As we look at our modern world scene that can cause us some distress, and perhaps should cause us distress for there are many people suffering in it all, the apocalyptic nature of our faith should help us to maintain or regain our interior peace.

So the world may blow up? Well, there is another world after this one, and all we have been told of that world is that it will be a kingdom of justice, peace, and love, and we will be very happy there.

We may be persecuted for our faith? This is not a fanciful thought; there have been more martyrs in the past 100 years of Christianity than the previous 1900 combined.

There are many today who hate our faith or what they believe our faith to be. Well, the Lord promises us grace to persevere in faith, and promises us the kingdom if we so do. It’s not fun to face persecution, but it’s also (quite literally) not the end of the world.

The world may simply pass into such a time of deep affliction and social breakdown that we lose everything we own and face a life of poverty, hunger, dire want?

This is a prospect of great suffering that we, especially in the prosperous countries of North American and Western Europe where most Restoration readers live, face with some trepidation. I realize that we have many readers in other parts of the world for whom this has simply been the norm of their lives.

So I don’t wish to be glib, whether that kind of collapse into dire poverty is an unknown and terrifying prospect or an all too familiar lived reality. But our apocalyptic Christian faith bids us to look deeper and to take hold of the luminous words of Christ: Blessed are you poor… you hungry… you who weep, for we shall be consoled, filled, inherit the kingdom.

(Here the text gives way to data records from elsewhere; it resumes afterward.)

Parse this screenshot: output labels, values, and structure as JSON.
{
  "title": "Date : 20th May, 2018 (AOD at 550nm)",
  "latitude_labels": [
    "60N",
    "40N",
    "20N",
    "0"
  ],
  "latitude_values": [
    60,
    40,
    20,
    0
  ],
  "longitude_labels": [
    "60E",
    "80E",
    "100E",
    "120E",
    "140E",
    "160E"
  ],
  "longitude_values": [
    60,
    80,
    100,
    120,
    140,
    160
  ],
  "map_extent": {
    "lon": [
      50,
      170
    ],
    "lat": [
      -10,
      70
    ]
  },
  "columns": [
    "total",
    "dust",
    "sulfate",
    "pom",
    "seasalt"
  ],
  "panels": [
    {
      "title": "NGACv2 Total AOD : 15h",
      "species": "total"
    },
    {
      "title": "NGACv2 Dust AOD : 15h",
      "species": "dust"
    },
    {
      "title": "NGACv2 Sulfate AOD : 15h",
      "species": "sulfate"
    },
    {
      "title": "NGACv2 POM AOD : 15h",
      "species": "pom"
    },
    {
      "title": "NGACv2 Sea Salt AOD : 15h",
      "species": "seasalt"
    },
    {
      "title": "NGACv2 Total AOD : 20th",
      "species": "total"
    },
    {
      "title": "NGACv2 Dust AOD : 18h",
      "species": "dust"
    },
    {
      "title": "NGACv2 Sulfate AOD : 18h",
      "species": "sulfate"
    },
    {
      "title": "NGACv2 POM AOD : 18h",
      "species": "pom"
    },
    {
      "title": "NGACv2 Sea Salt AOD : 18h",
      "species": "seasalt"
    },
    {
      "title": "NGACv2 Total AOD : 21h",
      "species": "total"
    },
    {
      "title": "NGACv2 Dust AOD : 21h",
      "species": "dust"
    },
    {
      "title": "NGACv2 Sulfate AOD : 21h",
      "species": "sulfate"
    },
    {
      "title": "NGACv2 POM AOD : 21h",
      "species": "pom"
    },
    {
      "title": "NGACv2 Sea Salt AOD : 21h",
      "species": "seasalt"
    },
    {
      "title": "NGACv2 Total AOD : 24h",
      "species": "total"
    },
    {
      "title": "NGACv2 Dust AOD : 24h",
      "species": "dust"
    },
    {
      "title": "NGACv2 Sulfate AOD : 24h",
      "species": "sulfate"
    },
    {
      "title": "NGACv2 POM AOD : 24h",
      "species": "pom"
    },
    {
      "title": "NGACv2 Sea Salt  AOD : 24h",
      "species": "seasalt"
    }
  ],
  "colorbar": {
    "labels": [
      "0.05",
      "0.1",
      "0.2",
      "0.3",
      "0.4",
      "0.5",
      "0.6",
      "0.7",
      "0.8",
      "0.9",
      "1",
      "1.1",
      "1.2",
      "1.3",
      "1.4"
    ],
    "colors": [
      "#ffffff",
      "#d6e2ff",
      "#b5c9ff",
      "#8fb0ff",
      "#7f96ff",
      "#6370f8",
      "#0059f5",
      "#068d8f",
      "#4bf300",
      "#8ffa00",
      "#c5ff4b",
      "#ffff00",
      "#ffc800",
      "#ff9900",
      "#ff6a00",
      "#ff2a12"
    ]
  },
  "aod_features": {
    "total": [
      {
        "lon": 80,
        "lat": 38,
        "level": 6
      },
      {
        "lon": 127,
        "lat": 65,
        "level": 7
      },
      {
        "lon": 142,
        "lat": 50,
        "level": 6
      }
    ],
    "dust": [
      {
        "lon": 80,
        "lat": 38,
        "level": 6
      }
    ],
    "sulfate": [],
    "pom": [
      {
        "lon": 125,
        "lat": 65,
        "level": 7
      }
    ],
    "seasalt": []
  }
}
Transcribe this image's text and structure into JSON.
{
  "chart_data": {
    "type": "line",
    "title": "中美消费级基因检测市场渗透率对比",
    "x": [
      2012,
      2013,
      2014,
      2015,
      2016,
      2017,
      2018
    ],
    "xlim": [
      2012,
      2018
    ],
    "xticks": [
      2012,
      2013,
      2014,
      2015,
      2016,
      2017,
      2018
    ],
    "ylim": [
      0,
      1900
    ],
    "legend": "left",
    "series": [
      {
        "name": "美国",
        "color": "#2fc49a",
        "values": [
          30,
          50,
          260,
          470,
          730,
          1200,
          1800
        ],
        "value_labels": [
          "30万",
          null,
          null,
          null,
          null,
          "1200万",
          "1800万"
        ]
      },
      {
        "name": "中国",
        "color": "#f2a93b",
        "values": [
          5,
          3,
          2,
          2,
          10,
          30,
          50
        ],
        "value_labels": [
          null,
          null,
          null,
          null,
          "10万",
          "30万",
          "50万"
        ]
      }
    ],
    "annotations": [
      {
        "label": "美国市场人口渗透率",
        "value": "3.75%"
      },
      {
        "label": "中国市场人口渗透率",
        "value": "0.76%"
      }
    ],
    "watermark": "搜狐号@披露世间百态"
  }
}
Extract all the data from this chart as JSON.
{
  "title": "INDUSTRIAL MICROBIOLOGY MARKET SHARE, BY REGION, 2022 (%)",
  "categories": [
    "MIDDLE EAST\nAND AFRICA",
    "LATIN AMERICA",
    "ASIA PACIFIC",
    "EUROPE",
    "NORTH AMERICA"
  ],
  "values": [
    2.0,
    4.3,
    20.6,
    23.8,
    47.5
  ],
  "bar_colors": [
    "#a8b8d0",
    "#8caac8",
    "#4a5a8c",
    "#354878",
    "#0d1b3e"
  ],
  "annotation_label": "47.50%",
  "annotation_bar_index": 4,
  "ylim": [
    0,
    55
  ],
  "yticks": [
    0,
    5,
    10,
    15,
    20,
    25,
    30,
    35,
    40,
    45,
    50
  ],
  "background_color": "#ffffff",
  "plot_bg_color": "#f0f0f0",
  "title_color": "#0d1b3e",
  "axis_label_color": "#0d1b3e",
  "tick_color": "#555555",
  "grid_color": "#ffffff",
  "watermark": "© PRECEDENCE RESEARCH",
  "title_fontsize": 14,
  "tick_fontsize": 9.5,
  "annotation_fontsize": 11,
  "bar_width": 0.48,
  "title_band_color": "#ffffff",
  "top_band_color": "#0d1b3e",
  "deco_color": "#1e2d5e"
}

We live our lives under the love and providence of God, even when that providence seems to deliver us into destitution. Do we believe that?

At all turns, as we confront a world in crisis and a future of grave uncertainty, the Lord bids us to have faith, to take heart, to stand fast, to hold onto the hands of Jesus and Mary in all things so that our lives indeed may not fail in the very end of things, but that we may be secure in the love of the Father. He is the one sure refuge that abides forever, stone upon stone, a fortress indestructible for all who take refuge in it, a place wherein we can stand and persevere to the end in love and service to our brothers and sisters.